On the campaign trail:
I’m sorry, McCain, I’m not voting for an ex-con for Big Man.
>I was a prisoner of war in Hanoi, North Vietnam.
What were you doing there?
>I was bombing their logistical lines.
And how was that making things better?
>I loved attacking the enemy.
Now you seem like a reasonable man.
>Yes, I’d say I am a reasonably reasonable man.
So, you do everything for a reason.
>Navy man.
So North Vietnam must have really messed with you.
>They weren’t always gracious hosts for the five years I stayed.
Well, you did bomb them first.
>Because they attacked South Vietnam.
And your cousins lived there.
>No, my honor lived there where my country had made a commitment. I was part of the flesh and blood of that commitment. It was an honor and I always strove to think about it and treat it as such.
On the street in Baltimore:
Yeah, I’m voting for McCain. Why shouldn’t we have a brother in the White Man’s House?
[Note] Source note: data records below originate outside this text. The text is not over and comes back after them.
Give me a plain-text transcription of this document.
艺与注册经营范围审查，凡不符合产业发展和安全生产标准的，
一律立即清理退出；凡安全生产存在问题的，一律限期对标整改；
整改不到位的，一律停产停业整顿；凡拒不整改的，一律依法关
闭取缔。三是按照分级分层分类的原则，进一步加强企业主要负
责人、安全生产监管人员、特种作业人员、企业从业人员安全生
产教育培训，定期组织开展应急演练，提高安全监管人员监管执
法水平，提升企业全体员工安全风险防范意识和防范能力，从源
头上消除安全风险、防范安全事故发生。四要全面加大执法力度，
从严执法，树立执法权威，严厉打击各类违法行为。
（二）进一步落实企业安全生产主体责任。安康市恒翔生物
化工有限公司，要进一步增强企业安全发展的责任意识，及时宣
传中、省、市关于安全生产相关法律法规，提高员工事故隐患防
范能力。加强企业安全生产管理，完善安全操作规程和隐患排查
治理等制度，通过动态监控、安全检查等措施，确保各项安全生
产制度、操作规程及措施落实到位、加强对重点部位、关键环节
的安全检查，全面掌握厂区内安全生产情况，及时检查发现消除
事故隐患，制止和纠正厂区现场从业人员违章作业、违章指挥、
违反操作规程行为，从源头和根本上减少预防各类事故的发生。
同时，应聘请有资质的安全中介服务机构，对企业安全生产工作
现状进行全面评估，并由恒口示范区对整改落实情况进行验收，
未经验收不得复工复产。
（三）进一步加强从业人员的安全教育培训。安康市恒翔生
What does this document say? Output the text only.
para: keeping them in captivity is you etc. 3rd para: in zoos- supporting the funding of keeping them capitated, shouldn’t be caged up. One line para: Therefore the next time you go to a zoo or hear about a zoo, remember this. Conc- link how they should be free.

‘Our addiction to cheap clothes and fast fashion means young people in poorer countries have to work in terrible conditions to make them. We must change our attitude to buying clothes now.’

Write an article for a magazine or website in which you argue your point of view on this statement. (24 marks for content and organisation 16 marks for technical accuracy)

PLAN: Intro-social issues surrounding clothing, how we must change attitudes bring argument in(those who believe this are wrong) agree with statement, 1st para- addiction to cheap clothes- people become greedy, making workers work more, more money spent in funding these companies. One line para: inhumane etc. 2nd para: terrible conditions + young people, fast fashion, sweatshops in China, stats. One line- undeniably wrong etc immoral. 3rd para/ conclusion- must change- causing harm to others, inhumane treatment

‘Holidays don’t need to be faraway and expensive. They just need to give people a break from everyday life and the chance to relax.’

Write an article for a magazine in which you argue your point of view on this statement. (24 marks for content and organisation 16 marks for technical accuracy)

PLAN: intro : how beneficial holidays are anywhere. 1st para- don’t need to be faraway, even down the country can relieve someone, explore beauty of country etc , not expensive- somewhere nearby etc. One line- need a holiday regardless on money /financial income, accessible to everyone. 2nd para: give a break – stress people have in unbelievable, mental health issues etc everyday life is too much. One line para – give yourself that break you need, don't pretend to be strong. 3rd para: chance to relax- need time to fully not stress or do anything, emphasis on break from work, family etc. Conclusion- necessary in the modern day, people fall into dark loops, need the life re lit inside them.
--No, no, McCain’s the white guy.
McCain’s done time and he got his college from being in the service.
--He wasn’t in the service he was in the Navy. He went to that Admirals’ College in Annapolis.
McCain’s got college and prison. He knows war and street.
--What’s his first name?
John.
--That’s the name of a guy who has to buy his ass.
It’s not all that white.
--Pimp’s meat.
What about John Henry—with the hammers?
--I’m telling you McCain’s the white guy. Even his hair is white.
What color’s his wife?
--Rich.
Who doesn’t like that color? Didn’t he grow up in Chicago?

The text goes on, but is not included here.